Isola offered to teach me coloratura repertoire until I ship off to California. She said it would at least give me another choice to choose from, another path to add to my many different paths. It dawned on me that Isola Jones, famous Metropolitan opera singer, who had sung all over the world, had so much faith in my ability to sing that kind of music, I decided to take her up on the offer. Call it a whim.

Opera was definitely a field I never thought myself capable of. It was also a field I didn’t want to even try to venture into, considering my dad had already been there and done that. I wanted to conquer a different area of performance.

But now, as I sit at my desk, scribbling my thoughts onto this virtual paper, and after practicing a few good hours of The Doll Aria, I’ve come to realize, ONE, I do have a coluratura voice, TWO, I can beat the shit out of this aria, and THREE, I have nothing to hold me back, to tie me down, to stress me out, to worry about, to compromise, to give up, let go, miss out. The world is my playground and I have nothing to lose. I can choose everything and nothing. Nothing can stop me because nothing is exactly what I own.

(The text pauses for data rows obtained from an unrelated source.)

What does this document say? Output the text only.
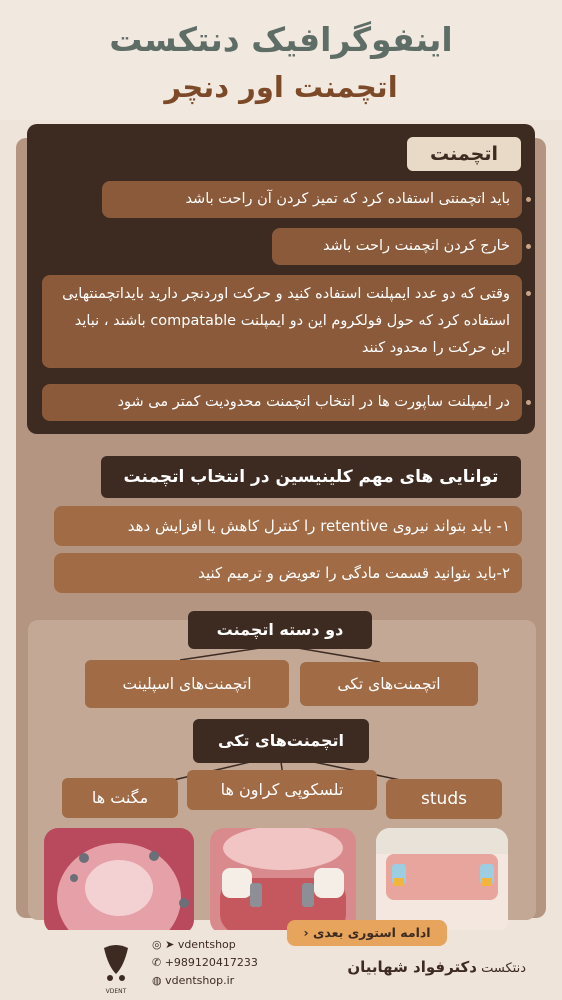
اینفوگرافیک دنتکست
اتچمنت اور دنچر
اتچمنت
باید اتچمنتی استفاده کرد که تمیز کردن آن راحت باشد
خارج کردن اتچمنت راحت باشد
وقتی که دو عدد ایمپلنت استفاده کنید و حرکت اوردنچر دارید بایداتچمنتهایی استفاده کرد که حول فولکروم این دو ایمپلنت compatable باشند ، نباید این حرکت را محدود کنند
در ایمپلنت ساپورت ها در انتخاب اتچمنت محدودیت کمتر می شود
توانایی های مهم کلینیسین در انتخاب اتچمنت
۱- باید بتواند نیروی retentive را کنترل کاهش یا افزایش دهد
۲-باید بتوانید قسمت مادگی را تعویض و ترمیم کنید
دو دسته اتچمنت
اتچمنت‌های تکی
اتچمنت‌های اسپلینت
اتچمنت‌های تکی
studs
تلسکوپی کراون ها
مگنت ها
ادامه استوری بعدی ‹
دنتکست دکترفواد شهابیان
VDENT
◎ ➤ vdentshop
✆ +989120417233
◍ vdentshop.ir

If you are an actor, singer, dancer, musician, composer, artist, this is the life we choose; that is, if we plan on being successful. And by successful, I simply mean the ability to pay your bills without needing a second job.

Juggling a family and a performance life is one of the most difficult things to do. When the singer is off in some other country, city, or state for months on end, it is very hard on the other. This lifestyle, if continues the same way, has a high risk of divorce. My father was married for ten years to another singer, but he was the one getting hired. He was the one gone all the time, making a success out of the stage. By the tenth year and after three kids, they divorced. She couldn’t take it. Her jealousy and loneliness got the best of her, made her miserable.

But I’m not stupid enough to think that there aren’t some marriages and relationships that do survive. I know they’re there. I haven’t met one yet, but when I do, I’d really like to interview them and see how they make it work.

So this is the path I’ve chosen. The mostly lonely but hella exciting way! Look out, World, there’s nothing holding me back!